Оставался единственный вариант – самоизоляция в танцевальной студии. Но сначала захотелось клубники! Неся её в умывальник, чтобы помыть, я пересеклась с Татьяной. Проходя мимо меня, та цокнула языком и жёстко произнесла:
– Какой ужас! А ещё два месяца впереди!
– Ужас в том, Таня, что у тебя невоздержанный злой язык. И он приведёт тебя к женскому одиночеству.
– Кошмар! Это просто кошмар! – обнадёжила меня своим содействием и взаимовыручкой Татьяна Рохлецова.
* * *В студии я легла на паркет и съела свою долю ягод, таких же сладких, как и мои думы о Нагао-сан. И о господине Накамура поразмышляла: с кем он фокусничал, со мной или с Мивой? Не захотел потакать её кляузам? Или сослужил службу мне, меряя моё благополучие своим аршином?
Перед сценой бала из-за сотрясавшего меня озноба я надела толстый вязаный кардиган прямо на голливудское дезабилье. Бриллиантовое колье цеплялось за нити, делая затяжки на шерстяном воротнике.
Нагао-сан в приподнятом настроении шутил с взявшими его в оцепление девушками. Татьяна была в свите. Я случайно перехватила её взгляд: она кадрила кумира долгим манящим взором роковой женщины.
Заметив мой толстый кардиган, Нагао-сан смеяться перестал. Как и следовало, со всеми почестями, я выразила ему глубокую признательность за клубнику. И тут опытный сердцеед, как неуклюжий старшеклассник, при всём девичнике огласил правду о фруктах:
– Это для тебя! Чтобы скорей выздоравливала!

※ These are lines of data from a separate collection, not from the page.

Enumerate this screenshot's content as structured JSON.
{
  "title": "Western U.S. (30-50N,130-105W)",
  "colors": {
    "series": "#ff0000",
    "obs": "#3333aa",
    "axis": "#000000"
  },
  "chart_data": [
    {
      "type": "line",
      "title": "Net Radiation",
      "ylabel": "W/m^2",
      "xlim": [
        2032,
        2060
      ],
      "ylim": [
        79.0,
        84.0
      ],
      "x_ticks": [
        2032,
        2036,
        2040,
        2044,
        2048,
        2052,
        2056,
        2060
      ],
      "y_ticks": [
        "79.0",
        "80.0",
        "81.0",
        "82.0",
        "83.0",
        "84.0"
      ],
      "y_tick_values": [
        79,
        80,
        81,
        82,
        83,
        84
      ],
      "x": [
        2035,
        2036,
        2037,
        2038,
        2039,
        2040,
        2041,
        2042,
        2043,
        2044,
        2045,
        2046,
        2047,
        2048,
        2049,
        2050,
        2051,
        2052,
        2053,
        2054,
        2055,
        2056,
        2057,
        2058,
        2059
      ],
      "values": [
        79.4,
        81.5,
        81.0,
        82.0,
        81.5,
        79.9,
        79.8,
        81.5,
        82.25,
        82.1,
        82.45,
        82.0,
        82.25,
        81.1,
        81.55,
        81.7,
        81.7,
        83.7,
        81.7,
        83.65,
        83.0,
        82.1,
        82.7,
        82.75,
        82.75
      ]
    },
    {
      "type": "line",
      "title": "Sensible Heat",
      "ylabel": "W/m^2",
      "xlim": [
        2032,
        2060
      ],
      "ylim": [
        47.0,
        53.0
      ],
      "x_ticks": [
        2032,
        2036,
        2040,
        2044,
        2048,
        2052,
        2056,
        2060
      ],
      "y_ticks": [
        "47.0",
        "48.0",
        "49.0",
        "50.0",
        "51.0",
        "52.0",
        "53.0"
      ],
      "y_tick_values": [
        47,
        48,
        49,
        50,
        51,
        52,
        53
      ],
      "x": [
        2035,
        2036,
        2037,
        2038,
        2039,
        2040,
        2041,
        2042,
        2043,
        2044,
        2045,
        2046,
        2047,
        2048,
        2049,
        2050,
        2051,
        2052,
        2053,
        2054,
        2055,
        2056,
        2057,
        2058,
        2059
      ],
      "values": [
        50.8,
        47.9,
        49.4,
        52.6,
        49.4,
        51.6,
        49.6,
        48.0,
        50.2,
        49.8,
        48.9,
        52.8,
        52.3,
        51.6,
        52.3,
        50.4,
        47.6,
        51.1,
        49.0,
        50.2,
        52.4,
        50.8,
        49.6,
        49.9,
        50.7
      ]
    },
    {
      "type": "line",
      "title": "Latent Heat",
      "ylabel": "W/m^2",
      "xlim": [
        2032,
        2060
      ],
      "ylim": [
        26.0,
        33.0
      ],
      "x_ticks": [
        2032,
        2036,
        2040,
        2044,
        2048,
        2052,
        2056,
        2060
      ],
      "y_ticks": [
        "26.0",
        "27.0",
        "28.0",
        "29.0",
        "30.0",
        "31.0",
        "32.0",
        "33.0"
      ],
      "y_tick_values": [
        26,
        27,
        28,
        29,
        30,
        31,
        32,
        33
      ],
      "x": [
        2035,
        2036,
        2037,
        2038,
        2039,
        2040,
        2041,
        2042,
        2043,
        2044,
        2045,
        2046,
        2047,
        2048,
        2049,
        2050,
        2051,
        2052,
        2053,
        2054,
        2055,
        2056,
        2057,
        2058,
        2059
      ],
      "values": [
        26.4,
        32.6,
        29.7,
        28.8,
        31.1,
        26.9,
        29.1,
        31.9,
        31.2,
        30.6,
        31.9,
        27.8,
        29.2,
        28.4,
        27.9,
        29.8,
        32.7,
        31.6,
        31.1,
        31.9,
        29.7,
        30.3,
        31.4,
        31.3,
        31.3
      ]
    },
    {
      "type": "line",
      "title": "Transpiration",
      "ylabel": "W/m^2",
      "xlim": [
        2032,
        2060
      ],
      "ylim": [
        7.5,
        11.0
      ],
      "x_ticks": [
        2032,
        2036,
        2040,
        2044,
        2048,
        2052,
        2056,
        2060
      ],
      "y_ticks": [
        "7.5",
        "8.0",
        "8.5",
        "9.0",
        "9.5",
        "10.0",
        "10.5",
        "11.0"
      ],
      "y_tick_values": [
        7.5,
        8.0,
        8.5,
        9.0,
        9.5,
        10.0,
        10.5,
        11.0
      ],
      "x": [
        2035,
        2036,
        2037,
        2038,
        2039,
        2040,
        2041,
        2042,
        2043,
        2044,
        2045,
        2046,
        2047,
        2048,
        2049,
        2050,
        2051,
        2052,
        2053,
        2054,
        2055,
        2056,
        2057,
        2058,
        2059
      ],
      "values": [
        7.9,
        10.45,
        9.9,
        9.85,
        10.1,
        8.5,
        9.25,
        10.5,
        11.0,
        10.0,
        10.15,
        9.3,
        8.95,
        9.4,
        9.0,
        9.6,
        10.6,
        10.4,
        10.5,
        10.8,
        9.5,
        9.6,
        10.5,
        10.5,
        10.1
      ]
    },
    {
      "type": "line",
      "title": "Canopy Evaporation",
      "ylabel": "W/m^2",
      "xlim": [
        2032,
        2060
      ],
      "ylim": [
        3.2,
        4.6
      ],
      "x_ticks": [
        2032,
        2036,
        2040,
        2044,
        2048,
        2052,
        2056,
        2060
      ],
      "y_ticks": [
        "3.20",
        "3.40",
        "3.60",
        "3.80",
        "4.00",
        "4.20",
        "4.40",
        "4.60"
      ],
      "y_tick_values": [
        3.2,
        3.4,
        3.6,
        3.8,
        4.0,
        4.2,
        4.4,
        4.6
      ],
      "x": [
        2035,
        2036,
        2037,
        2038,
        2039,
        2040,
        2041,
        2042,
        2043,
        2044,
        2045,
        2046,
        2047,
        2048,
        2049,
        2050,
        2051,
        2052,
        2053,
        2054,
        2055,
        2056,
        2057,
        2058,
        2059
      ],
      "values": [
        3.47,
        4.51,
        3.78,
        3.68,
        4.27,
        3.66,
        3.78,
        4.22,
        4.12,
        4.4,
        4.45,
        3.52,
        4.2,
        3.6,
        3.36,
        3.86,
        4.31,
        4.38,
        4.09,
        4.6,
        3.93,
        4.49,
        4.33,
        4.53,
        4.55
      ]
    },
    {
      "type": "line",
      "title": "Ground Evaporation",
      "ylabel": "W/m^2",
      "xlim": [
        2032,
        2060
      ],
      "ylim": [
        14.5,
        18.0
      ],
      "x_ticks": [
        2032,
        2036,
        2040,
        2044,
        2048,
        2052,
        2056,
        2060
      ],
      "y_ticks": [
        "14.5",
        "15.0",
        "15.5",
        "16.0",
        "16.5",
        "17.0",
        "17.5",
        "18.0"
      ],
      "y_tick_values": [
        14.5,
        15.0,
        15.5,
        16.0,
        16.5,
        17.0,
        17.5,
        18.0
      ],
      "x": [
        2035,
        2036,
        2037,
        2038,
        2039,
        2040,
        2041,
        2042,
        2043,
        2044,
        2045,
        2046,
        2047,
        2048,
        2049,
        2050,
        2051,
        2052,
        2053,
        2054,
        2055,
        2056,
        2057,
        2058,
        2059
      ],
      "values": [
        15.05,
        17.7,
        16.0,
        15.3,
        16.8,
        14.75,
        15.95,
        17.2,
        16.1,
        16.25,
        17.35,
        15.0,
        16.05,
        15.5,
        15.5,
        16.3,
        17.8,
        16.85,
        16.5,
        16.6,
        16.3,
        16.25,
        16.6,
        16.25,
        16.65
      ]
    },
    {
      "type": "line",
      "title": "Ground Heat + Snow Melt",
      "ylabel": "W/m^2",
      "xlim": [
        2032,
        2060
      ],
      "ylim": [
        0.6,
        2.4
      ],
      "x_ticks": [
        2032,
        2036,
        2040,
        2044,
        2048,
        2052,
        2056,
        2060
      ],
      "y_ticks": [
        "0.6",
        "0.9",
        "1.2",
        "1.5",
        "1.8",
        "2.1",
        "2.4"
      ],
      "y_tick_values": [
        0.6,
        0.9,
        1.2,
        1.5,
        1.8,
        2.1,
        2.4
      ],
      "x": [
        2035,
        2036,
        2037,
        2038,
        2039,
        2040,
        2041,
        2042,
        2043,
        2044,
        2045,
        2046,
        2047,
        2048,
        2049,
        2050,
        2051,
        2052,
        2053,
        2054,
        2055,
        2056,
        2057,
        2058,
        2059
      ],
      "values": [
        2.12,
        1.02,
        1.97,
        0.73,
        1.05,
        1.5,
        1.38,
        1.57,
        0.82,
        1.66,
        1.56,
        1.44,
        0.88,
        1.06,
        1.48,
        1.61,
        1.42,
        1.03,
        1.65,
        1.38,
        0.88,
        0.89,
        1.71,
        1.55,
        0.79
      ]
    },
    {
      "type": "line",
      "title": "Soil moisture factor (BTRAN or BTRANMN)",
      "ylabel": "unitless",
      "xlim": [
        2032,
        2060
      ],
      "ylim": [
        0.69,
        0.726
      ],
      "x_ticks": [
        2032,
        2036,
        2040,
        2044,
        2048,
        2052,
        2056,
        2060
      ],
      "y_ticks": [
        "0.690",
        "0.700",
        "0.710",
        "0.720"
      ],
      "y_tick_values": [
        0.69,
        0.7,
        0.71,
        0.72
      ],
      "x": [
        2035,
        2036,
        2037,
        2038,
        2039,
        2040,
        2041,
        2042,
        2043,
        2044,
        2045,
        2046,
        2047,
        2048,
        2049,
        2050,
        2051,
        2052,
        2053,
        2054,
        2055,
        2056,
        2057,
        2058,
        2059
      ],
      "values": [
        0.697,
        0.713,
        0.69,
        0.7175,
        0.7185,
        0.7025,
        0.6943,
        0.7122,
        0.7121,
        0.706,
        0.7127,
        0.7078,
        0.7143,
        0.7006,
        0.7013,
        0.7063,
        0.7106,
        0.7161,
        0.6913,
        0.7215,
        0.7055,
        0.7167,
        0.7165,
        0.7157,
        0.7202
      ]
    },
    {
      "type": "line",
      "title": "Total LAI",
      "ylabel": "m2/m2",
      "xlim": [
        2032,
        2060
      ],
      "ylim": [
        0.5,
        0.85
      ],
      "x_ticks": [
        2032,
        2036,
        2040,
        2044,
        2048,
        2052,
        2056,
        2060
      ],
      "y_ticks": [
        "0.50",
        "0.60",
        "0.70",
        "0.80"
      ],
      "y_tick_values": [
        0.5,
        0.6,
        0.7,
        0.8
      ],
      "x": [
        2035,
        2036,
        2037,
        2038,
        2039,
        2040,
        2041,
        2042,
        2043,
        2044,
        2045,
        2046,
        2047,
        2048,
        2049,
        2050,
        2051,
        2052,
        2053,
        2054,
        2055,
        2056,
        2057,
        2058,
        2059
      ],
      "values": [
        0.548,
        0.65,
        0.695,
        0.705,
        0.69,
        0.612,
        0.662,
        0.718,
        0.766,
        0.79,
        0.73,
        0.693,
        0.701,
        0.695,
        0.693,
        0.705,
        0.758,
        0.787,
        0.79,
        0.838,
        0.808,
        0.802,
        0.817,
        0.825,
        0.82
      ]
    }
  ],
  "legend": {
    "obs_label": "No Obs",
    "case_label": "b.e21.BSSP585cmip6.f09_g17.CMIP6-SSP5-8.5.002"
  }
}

Я превратилась в мишень для злобных девичьих глаз.
Ай-я-яй, сэр! Как вы могли, мне на беду, допустить такую оплошность? Ваша прямота сулит мне неминуемую, безотлагательную травлю!
Оставив за кулисой кардиган и стуча зубами, я сделала первый шаг на сцену под руку с Марком. И тут началась белая магия! Благотворный свет софитов вливал в меня какое-то неизвестное фармацевтам анестезирующее средство. Чудодейственный янтарный взгляд, лаская кожу и проникая в зрачки, восстанавливал функционирование мозга, повреждённого болевым шоком. Прикосновение исцеляющей руки хозяина вводило в кровь сверхмощную инъекцию, помогающую выработке аминокислот для возрождения «молекулы счастья», бесследно исчезнувшей после кончины мамы. Я больше не чувствовала ни спазмов в животе, ни жара, ни болезненного изнеможения. Я была здорова!